Pal Jayanta, Ghosh Soumen, Maji Bansibadan, Bhattacharya Dilip Kumar
Department of ECE, National Institute of Technology, Durgapur 713209, India.
Department of CSE, Narula Institute of Technology, Kolkata 700109, India.
ACS Omega. 2022 Oct 17;7(43):39446-39455. doi: 10.1021/acsomega.2c06103. eCollection 2022 Nov 1.

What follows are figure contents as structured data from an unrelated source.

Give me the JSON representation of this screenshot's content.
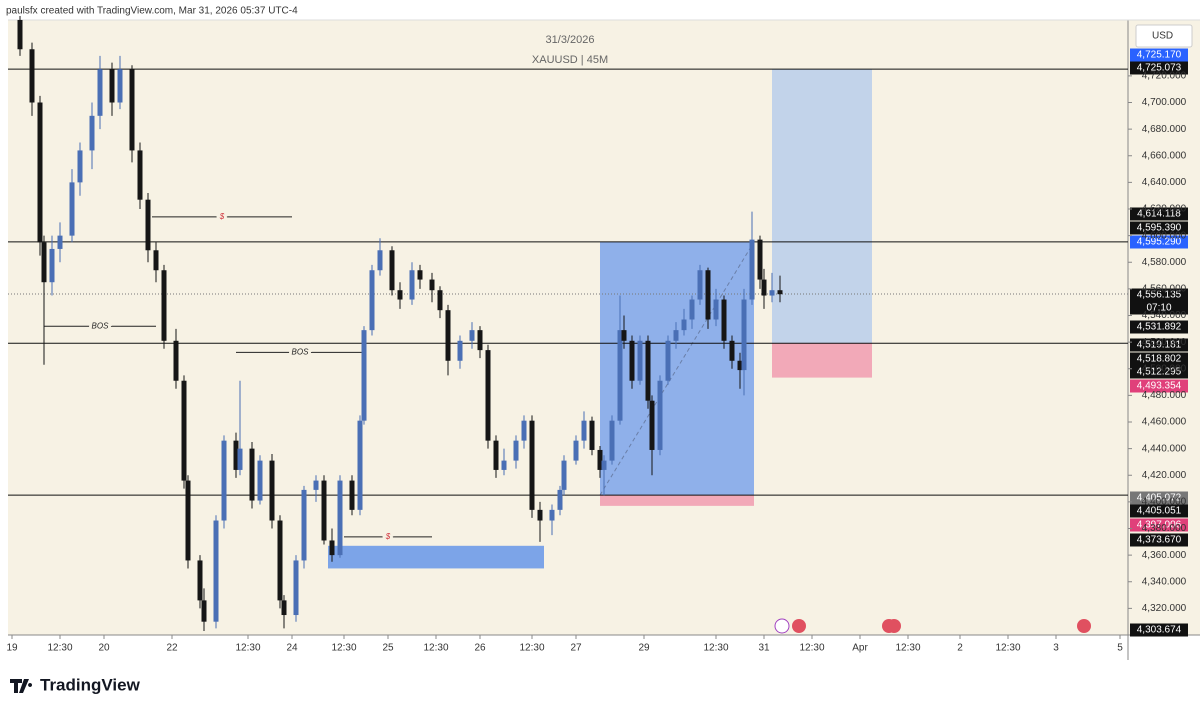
{
  "header": "paulsfx created with TradingView.com, Mar 31, 2026 05:37 UTC-4",
  "footer": "TradingView",
  "chart_data": {
    "type": "candlestick",
    "title": "31/3/2026",
    "subtitle": "XAUUSD | 45M",
    "currency": "USD",
    "up_color": "#4a6fb5",
    "down_color": "#161616",
    "xlim": [
      0,
      280
    ],
    "ylim": [
      4300,
      4777
    ],
    "xticks": [
      {
        "value": 1,
        "label": "19"
      },
      {
        "value": 13,
        "label": "12:30"
      },
      {
        "value": 24,
        "label": "20"
      },
      {
        "value": 41,
        "label": "22"
      },
      {
        "value": 60,
        "label": "12:30"
      },
      {
        "value": 71,
        "label": "24"
      },
      {
        "value": 84,
        "label": "12:30"
      },
      {
        "value": 95,
        "label": "25"
      },
      {
        "value": 107,
        "label": "12:30"
      },
      {
        "value": 118,
        "label": "26"
      },
      {
        "value": 131,
        "label": "12:30"
      },
      {
        "value": 142,
        "label": "27"
      },
      {
        "value": 159,
        "label": "29"
      },
      {
        "value": 177,
        "label": "12:30"
      },
      {
        "value": 189,
        "label": "31"
      },
      {
        "value": 201,
        "label": "12:30"
      },
      {
        "value": 213,
        "label": "Apr"
      },
      {
        "value": 225,
        "label": "12:30"
      },
      {
        "value": 238,
        "label": "2"
      },
      {
        "value": 250,
        "label": "12:30"
      },
      {
        "value": 262,
        "label": "3"
      },
      {
        "value": 278,
        "label": "5"
      }
    ],
    "yticks": [
      {
        "value": 4320,
        "label": "4,320.000"
      },
      {
        "value": 4340,
        "label": "4,340.000"
      },
      {
        "value": 4360,
        "label": "4,360.000"
      },
      {
        "value": 4380,
        "label": "4,380.000"
      },
      {
        "value": 4400,
        "label": "4,400.000"
      },
      {
        "value": 4420,
        "label": "4,420.000"
      },
      {
        "value": 4440,
        "label": "4,440.000"
      },
      {
        "value": 4460,
        "label": "4,460.000"
      },
      {
        "value": 4480,
        "label": "4,480.000"
      },
      {
        "value": 4500,
        "label": "4,500.000"
      },
      {
        "value": 4520,
        "label": "4,520.000"
      },
      {
        "value": 4540,
        "label": "4,540.000"
      },
      {
        "value": 4560,
        "label": "4,560.000"
      },
      {
        "value": 4580,
        "label": "4,580.000"
      },
      {
        "value": 4600,
        "label": "4,600.000"
      },
      {
        "value": 4620,
        "label": "4,620.000"
      },
      {
        "value": 4640,
        "label": "4,640.000"
      },
      {
        "value": 4660,
        "label": "4,660.000"
      },
      {
        "value": 4680,
        "label": "4,680.000"
      },
      {
        "value": 4700,
        "label": "4,700.000"
      },
      {
        "value": 4720,
        "label": "4,720.000"
      }
    ],
    "candles": [
      [
        3,
        4762,
        4765,
        4735,
        4740
      ],
      [
        6,
        4740,
        4745,
        4690,
        4700
      ],
      [
        8,
        4700,
        4705,
        4585,
        4595
      ],
      [
        9,
        4595,
        4600,
        4503,
        4565
      ],
      [
        11,
        4565,
        4600,
        4555,
        4590
      ],
      [
        13,
        4590,
        4610,
        4580,
        4600
      ],
      [
        16,
        4600,
        4650,
        4595,
        4640
      ],
      [
        18,
        4640,
        4670,
        4630,
        4664
      ],
      [
        21,
        4664,
        4700,
        4650,
        4690
      ],
      [
        23,
        4690,
        4735,
        4680,
        4725
      ],
      [
        26,
        4725,
        4730,
        4690,
        4700
      ],
      [
        28,
        4700,
        4735,
        4695,
        4725
      ],
      [
        31,
        4725,
        4728,
        4655,
        4664
      ],
      [
        33,
        4664,
        4670,
        4620,
        4627
      ],
      [
        35,
        4627,
        4632,
        4580,
        4589
      ],
      [
        37,
        4589,
        4595,
        4565,
        4574
      ],
      [
        39,
        4574,
        4578,
        4515,
        4521
      ],
      [
        42,
        4521,
        4530,
        4485,
        4491
      ],
      [
        44,
        4491,
        4495,
        4410,
        4416
      ],
      [
        45,
        4416,
        4420,
        4350,
        4356
      ],
      [
        48,
        4356,
        4360,
        4320,
        4326
      ],
      [
        49,
        4326,
        4335,
        4303,
        4310
      ],
      [
        52,
        4310,
        4390,
        4305,
        4386
      ],
      [
        54,
        4386,
        4450,
        4380,
        4446
      ],
      [
        57,
        4446,
        4452,
        4418,
        4424
      ],
      [
        58,
        4424,
        4491,
        4420,
        4440
      ],
      [
        61,
        4440,
        4445,
        4395,
        4401
      ],
      [
        63,
        4401,
        4435,
        4398,
        4431
      ],
      [
        66,
        4431,
        4436,
        4380,
        4386
      ],
      [
        68,
        4386,
        4390,
        4320,
        4326
      ],
      [
        69,
        4326,
        4330,
        4305,
        4315
      ],
      [
        72,
        4315,
        4360,
        4310,
        4356
      ],
      [
        74,
        4356,
        4412,
        4350,
        4409
      ],
      [
        77,
        4409,
        4420,
        4400,
        4416
      ],
      [
        79,
        4416,
        4420,
        4368,
        4371
      ],
      [
        81,
        4371,
        4380,
        4355,
        4360
      ],
      [
        83,
        4360,
        4420,
        4358,
        4416
      ],
      [
        86,
        4416,
        4420,
        4390,
        4394
      ],
      [
        88,
        4394,
        4465,
        4390,
        4461
      ],
      [
        89,
        4461,
        4532,
        4458,
        4529
      ],
      [
        91,
        4529,
        4578,
        4525,
        4574
      ],
      [
        93,
        4574,
        4598,
        4570,
        4589
      ],
      [
        96,
        4589,
        4592,
        4555,
        4559
      ],
      [
        98,
        4559,
        4565,
        4545,
        4552
      ],
      [
        101,
        4552,
        4580,
        4548,
        4574
      ],
      [
        103,
        4574,
        4578,
        4560,
        4567
      ],
      [
        106,
        4567,
        4572,
        4550,
        4559
      ],
      [
        108,
        4559,
        4562,
        4538,
        4544
      ],
      [
        110,
        4544,
        4548,
        4495,
        4506
      ],
      [
        113,
        4506,
        4525,
        4500,
        4521
      ],
      [
        116,
        4521,
        4535,
        4515,
        4529
      ],
      [
        118,
        4529,
        4532,
        4508,
        4514
      ],
      [
        120,
        4514,
        4518,
        4440,
        4446
      ],
      [
        122,
        4446,
        4450,
        4418,
        4424
      ],
      [
        124,
        4424,
        4440,
        4420,
        4431
      ],
      [
        127,
        4431,
        4450,
        4425,
        4446
      ],
      [
        129,
        4446,
        4465,
        4440,
        4461
      ],
      [
        131,
        4461,
        4465,
        4388,
        4394
      ],
      [
        133,
        4394,
        4400,
        4370,
        4386
      ],
      [
        136,
        4386,
        4398,
        4375,
        4394
      ],
      [
        138,
        4394,
        4412,
        4390,
        4409
      ],
      [
        139,
        4409,
        4435,
        4405,
        4431
      ],
      [
        142,
        4431,
        4450,
        4428,
        4446
      ],
      [
        144,
        4446,
        4468,
        4440,
        4461
      ],
      [
        146,
        4461,
        4464,
        4435,
        4439
      ],
      [
        148,
        4439,
        4442,
        4418,
        4424
      ],
      [
        149,
        4424,
        4435,
        4405,
        4431
      ],
      [
        151,
        4431,
        4465,
        4428,
        4461
      ],
      [
        153,
        4461,
        4555,
        4458,
        4529
      ],
      [
        154,
        4529,
        4540,
        4515,
        4521
      ],
      [
        156,
        4521,
        4525,
        4485,
        4491
      ],
      [
        158,
        4491,
        4525,
        4488,
        4521
      ],
      [
        160,
        4521,
        4525,
        4470,
        4476
      ],
      [
        161,
        4476,
        4480,
        4420,
        4439
      ],
      [
        163,
        4439,
        4495,
        4435,
        4491
      ],
      [
        165,
        4491,
        4525,
        4488,
        4521
      ],
      [
        167,
        4521,
        4535,
        4515,
        4529
      ],
      [
        169,
        4529,
        4545,
        4525,
        4537
      ],
      [
        171,
        4537,
        4555,
        4530,
        4552
      ],
      [
        173,
        4552,
        4578,
        4548,
        4574
      ],
      [
        175,
        4574,
        4576,
        4530,
        4537
      ],
      [
        177,
        4537,
        4560,
        4532,
        4552
      ],
      [
        179,
        4552,
        4555,
        4515,
        4521
      ],
      [
        181,
        4521,
        4525,
        4500,
        4506
      ],
      [
        183,
        4506,
        4512,
        4485,
        4499
      ],
      [
        184,
        4499,
        4560,
        4480,
        4552
      ],
      [
        186,
        4552,
        4618,
        4548,
        4597
      ],
      [
        188,
        4597,
        4600,
        4560,
        4567
      ],
      [
        189,
        4567,
        4575,
        4545,
        4555
      ],
      [
        191,
        4555,
        4572,
        4550,
        4559
      ],
      [
        193,
        4559,
        4570,
        4550,
        4556
      ]
    ],
    "levels": [
      4725.073,
      4595.29,
      4519.181,
      4405.072
    ],
    "last_price": 4556.135,
    "positions": [
      {
        "x": [
          148,
          186.5
        ],
        "entry": 4405.072,
        "target": 4595.29,
        "stop": 4397.006
      },
      {
        "x": [
          191,
          216
        ],
        "entry": 4519.181,
        "target": 4725.17,
        "stop": 4493.354
      }
    ],
    "zone": {
      "x": [
        80,
        134
      ],
      "low": 4350,
      "high": 4367
    },
    "marks": [
      {
        "label": "BOS",
        "x": [
          9,
          37
        ],
        "price": 4531.892
      },
      {
        "label": "BOS",
        "x": [
          57,
          89
        ],
        "price": 4512.295
      },
      {
        "label": "$",
        "x": [
          36,
          71
        ],
        "price": 4614.118
      },
      {
        "label": "$",
        "x": [
          84,
          106
        ],
        "price": 4373.67
      }
    ],
    "price_labels": [
      "4,725.170",
      "4,725.073",
      "4,614.118",
      "4,595.390",
      "4,595.290",
      "4,556.135",
      "07:10",
      "4,531.892",
      "4,519.181",
      "4,518.802",
      "4,512.295",
      "4,493.354",
      "4,405.072",
      "4,405.051",
      "4,397.006",
      "4,373.670",
      "4,303.674"
    ]
  }
}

The difficult aspect of developing new protein sequence comparison techniques is coming up with a method that can quickly and effectively handle huge data sets of various lengths in a timely manner. In this work, we first obtain two numerical representations of protein sequences separately based on one physical property and one chemical property of amino acids. The lengths of all the sequences under comparison are made equal by appending the required number of zeroes. Then, fast Fourier transform is applied to this numerical time series to obtain the corresponding spectrum. Next, the spectrum values are reduced by the standard inter coefficient difference method. Finally, the corresponding normalized values of the reduced spectrum are selected as the descriptors for protein sequence comparison. Using these descriptors, the distance matrices are obtained using Euclidian distance. They are subsequently used to draw the phylogenetic trees using the UPGMA algorithm. Phylogenetic trees are first constructed for 9 ND4, 9 ND5, and 9 ND6 proteins using the polarity value as the chemical property and the molecular weight as the physical property. They are compared, and it is seen that polarity is a better choice than molecular weight in protein sequence comparison. Next, using the polarity property, phylogenetic trees are obtained for 12 baculovirus and 24 transferrin proteins. The results are compared with those obtained earlier on the identical sequences by other methods. Three assessment criteria are considered for comparison of the results-quality based on rationalized perception, quantitative measures based on symmetric distance, and computational speed. In all the cases, the results are found to be more satisfactory.
开发新的蛋白质序列比较技术的难点在于想出一种能够及时快速且有效地处理各种长度的海量数据集的方法。在这项工作中,我们首先基于氨基酸的一种物理性质和一种化学性质分别获得蛋白质序列的两种数值表示。通过添加所需数量的零使所有待比较序列的长度相等。然后,对这个数值时间序列应用快速傅里叶变换以获得相应的频谱。接下来,通过标准的互相关系数差方法降低频谱值。最后,选择降低后的频谱的相应归一化值作为蛋白质序列比较的描述符。使用这些描述符,利用欧几里得距离获得距离矩阵。随后使用UPGMA算法根据这些距离矩阵绘制系统发育树。首先以极性值作为化学性质、分子量作为物理性质构建9种ND4、9种ND5和9种ND6蛋白质的系统发育树。对它们进行比较,可以看出在蛋白质序列比较中极性比分子量是更好的选择。接下来,利用极性性质获得12种杆状病毒和24种转铁蛋白的系统发育树。将结果与通过其他方法在相同序列上早期获得的结果进行比较。考虑三个评估标准来比较结果——基于合理认知的质量、基于对称距离的定量度量以及计算速度。在所有情况下,结果都更令人满意。